Amazon-Andes Interactions
November 2, 2015


Wout Salenbien.
Brian Horton, a DGS and UTIG research professor, and Ph.D. students Lily Jackson and Sarah George travelled to southern Peru in July 2015 for a short field course on the relationship between the evolution of the Andes Mountains and biodiversification of the Amazon rainforest.
The uplift of the Andes over time has greatly influenced Amazon climate and hydrology. The team, collaborating with a group of international researchers, sought to understand how these geophysical factors have influenced the diversification of plant and animal species in the rainforest.
The Jackson School team focused on studying Cenozoic tectonics and basin evolution in the Andes and foreland region of Peru and Ecuador.

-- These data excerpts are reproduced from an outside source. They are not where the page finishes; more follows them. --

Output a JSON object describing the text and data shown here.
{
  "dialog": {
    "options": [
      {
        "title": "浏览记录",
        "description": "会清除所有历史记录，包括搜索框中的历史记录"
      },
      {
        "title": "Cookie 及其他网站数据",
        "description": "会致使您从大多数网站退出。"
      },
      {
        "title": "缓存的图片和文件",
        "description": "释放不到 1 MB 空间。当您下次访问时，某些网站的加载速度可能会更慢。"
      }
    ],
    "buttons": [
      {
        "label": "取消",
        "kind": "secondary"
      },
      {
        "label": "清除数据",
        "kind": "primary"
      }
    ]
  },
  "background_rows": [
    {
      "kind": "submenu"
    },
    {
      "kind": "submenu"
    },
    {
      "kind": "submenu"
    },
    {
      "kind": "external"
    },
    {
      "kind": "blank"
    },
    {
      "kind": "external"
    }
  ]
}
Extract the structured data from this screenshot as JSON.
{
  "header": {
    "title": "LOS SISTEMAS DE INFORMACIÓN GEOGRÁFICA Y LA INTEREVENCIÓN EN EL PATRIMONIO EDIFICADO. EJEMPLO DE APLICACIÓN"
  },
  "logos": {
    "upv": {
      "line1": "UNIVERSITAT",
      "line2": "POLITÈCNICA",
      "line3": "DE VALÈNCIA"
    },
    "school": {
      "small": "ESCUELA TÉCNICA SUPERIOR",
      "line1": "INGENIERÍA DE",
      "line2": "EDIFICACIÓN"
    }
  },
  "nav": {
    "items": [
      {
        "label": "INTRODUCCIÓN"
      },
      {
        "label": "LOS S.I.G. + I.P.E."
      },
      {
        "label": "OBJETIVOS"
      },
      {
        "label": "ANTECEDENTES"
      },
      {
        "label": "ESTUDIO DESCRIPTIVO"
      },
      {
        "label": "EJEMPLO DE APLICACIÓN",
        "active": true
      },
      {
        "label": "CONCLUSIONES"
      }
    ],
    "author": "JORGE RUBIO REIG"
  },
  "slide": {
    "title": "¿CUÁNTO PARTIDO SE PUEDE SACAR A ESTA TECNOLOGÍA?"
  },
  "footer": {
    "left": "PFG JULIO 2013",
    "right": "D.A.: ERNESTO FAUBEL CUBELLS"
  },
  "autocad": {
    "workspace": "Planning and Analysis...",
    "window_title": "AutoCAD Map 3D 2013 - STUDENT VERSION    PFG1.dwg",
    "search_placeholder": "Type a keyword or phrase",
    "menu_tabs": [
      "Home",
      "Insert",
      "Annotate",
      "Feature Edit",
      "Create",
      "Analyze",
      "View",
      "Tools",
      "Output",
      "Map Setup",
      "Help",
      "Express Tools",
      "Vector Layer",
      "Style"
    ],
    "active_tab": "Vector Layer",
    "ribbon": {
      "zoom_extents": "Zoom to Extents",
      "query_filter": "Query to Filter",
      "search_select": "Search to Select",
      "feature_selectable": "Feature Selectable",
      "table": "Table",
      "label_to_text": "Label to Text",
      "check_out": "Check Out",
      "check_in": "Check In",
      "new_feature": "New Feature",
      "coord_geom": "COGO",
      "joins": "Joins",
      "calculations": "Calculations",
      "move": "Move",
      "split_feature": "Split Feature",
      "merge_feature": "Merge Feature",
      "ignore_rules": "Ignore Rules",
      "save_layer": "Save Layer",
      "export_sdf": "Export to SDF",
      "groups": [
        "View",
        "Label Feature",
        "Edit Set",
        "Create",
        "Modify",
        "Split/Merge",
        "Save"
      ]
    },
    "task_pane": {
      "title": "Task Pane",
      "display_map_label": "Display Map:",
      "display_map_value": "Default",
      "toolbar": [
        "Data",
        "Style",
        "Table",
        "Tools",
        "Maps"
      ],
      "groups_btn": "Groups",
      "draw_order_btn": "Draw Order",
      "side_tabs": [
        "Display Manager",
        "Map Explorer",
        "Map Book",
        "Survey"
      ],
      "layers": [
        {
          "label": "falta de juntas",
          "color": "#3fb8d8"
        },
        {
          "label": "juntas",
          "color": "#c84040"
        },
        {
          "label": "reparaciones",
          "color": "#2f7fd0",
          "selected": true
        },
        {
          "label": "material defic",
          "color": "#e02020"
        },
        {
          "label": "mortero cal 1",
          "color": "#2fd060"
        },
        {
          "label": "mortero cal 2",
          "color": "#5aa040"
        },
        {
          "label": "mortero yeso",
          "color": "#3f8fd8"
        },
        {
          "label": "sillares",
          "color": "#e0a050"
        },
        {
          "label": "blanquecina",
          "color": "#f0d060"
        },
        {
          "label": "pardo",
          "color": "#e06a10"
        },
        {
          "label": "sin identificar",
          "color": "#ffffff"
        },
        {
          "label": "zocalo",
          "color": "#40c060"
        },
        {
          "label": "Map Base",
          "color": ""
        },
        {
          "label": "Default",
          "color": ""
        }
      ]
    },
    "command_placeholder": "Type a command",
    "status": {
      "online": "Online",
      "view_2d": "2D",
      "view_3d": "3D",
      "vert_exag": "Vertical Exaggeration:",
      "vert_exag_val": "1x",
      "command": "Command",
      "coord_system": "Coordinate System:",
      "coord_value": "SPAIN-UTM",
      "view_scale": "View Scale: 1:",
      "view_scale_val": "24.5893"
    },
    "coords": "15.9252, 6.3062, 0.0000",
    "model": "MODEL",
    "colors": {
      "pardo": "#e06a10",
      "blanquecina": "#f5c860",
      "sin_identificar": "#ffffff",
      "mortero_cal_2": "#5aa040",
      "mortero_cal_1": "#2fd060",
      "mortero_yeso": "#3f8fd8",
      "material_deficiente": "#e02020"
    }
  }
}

The course spanned a diverse range of geologic, climatic and biologic settings, from the high plateau of the Altiplano to the remote Amazon lowlands of Manú National Park. The course had over 20 participants, which included international faculty, graduate students and postdocs representing 11 universities, as well as a journalist and photographer from Science magazine.
The field work offered a rare opportunity to be immersed in interdisciplinary research while in the field, sharing ideas and insights — while on the outcrops, in the trees, floating the rivers — with experts in ecology, molecular genetics, geology, paleontology, hydrology, paleoclimate, climate dynamics and Earth system modeling.
The course is part of a five-year, $4.5 million project between a group of over 20 geologists, climatologists, and biologists from universities and institutes across the U.S. and South America. Horton is a principal investigator on the project. It is funded by the National Science Foundation’s Frontiers in EarthSystem Dynamics program.